L’amour des Maliens pour le football n’est plus à démontrer. À chaque compétition, la nation entière se mobilise, espère et soutient ses équipes avec ferveur. Pourtant, année après année, cet espoir se heurte aux mêmes désillusions. Des éliminations précoces, des crises internes et une instabilité chronique finissent par lasser même les plus fidèles supporters.
Derrière ces contre-performances répétées, la Fédération malienne de football est de plus en plus pointée du doigt. Non pas par excès de critique, mais par lassitude. Lassitude face à une gouvernance jugée opaque, à des conflits internes récurrents et à l’absence d’une vision claire et cohérente pour le développement du football national.
Le paradoxe est frappant : le Mali brille souvent dans les compétitions de jeunes, exporte ses talents vers les plus grands championnats, mais peine à s’imposer durablement au plus haut niveau continental.

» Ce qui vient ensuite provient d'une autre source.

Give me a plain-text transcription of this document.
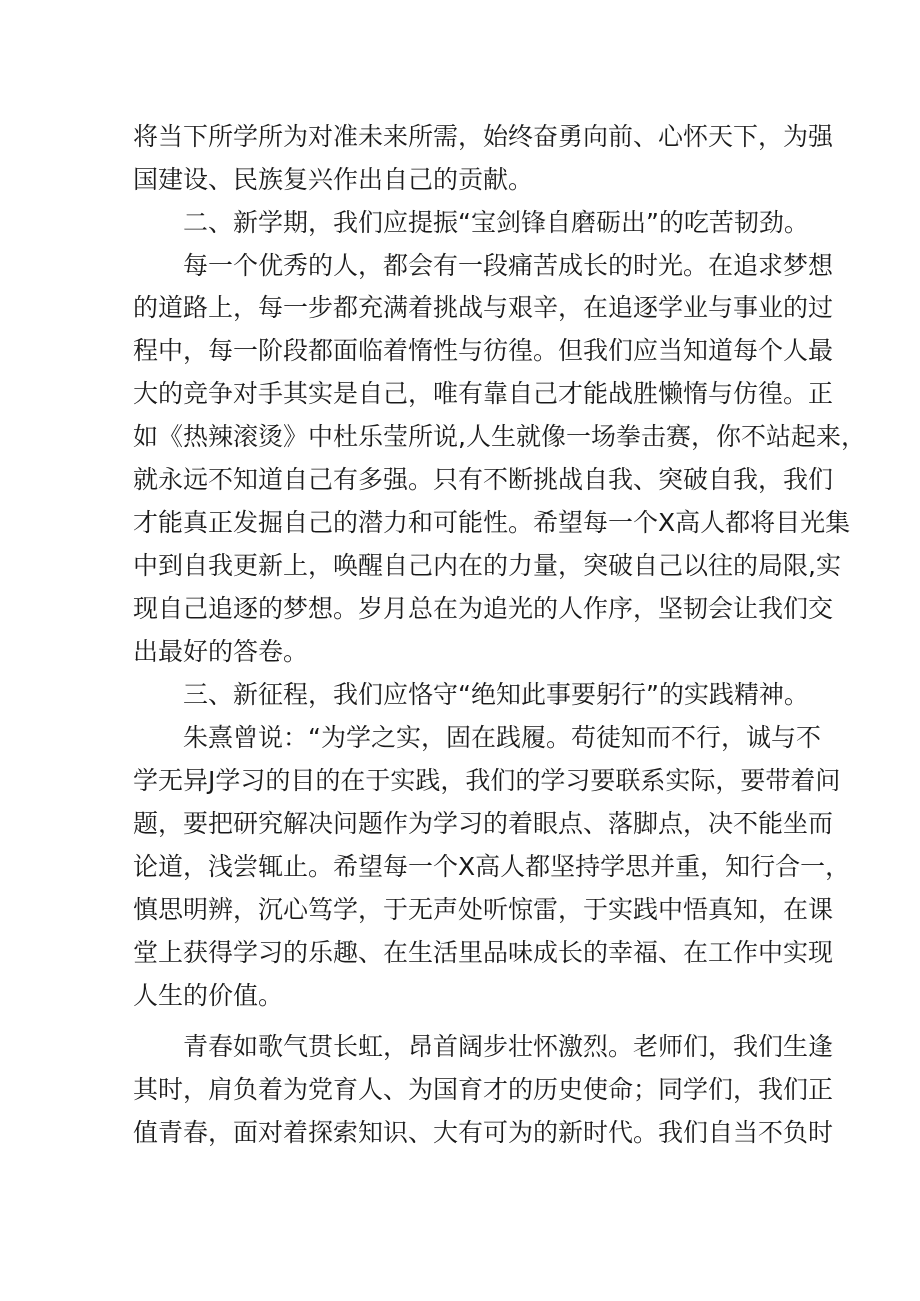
将当下所学所为对准未来所需，始终奋勇向前、心怀天下，为强
国建设、民族复兴作出自己的贡献。
二、新学期，我们应提振“宝剑锋自磨砺出”的吃苦韧劲。
每一个优秀的人，都会有一段痛苦成长的时光。在追求梦想
的道路上，每一步都充满着挑战与艰辛，在追逐学业与事业的过
程中，每一阶段都面临着惰性与彷徨。但我们应当知道每个人最
大的竞争对手其实是自己，唯有靠自己才能战胜懒惰与仿徨。正
如《热辣滚烫》中杜乐莹所说,人生就像一场拳击赛，你不站起来，
就永远不知道自己有多强。只有不断挑战自我、突破自我，我们
才能真正发掘自己的潜力和可能性。希望每一个X高人都将目光集
中到自我更新上，唤醒自己内在的力量，突破自己以往的局限,实
现自己追逐的梦想。岁月总在为追光的人作序，坚韧会让我们交
出最好的答卷。
三、新征程，我们应恪守“绝知此事要躬行”的实践精神。
朱熹曾说：“为学之实，固在践履。苟徒知而不行，诚与不
学无异J学习的目的在于实践，我们的学习要联系实际，要带着问
题，要把研究解决问题作为学习的着眼点、落脚点，决不能坐而
论道，浅尝辄止。希望每一个X高人都坚持学思并重，知行合一，
慎思明辨，沉心笃学，于无声处听惊雷，于实践中悟真知，在课
堂上获得学习的乐趣、在生活里品味成长的幸福、在工作中实现
人生的价值。
青春如歌气贯长虹，昂首阔步壮怀激烈。老师们，我们生逢
其时，肩负着为党育人、为国育才的历史使命；同学们，我们正
值青春，面对着探索知识、大有可为的新时代。我们自当不负时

Ce décalage pose une question fondamentale : le problème est-il sportif ou structurel ? À bien des égards, les faits semblent indiquer que le mal est plus profond.
Au-delà des résultats, c’est la gestion globale du football qui interpelle. Préparation des sélections, choix stratégiques, communication de crise, gouvernance financière : autant de domaines qui méritent un examen sérieux et transparent. Le football malien ne peut plus se permettre de naviguer à vue.
À MalicouraMedia, nous estimons que le temps des demi-mesures est révolu. Le football, vecteur de cohésion nationale et d’espoir pour la jeunesse, mérite une réforme courageuse et inclusive. Redonner confiance aux supporters passe par une refondation de la gouvernance, une vision à long terme et une réelle culture de responsabilité.
Le Mali regorge de talents. Il lui manque aujourd’hui une direction à la hauteur de ses ambitions. L’histoire du football malien ne doit pas se résumer à une succession de promesses déçues, mais à une renaissance construite sur la transparence, la compétence et l’intérêt général.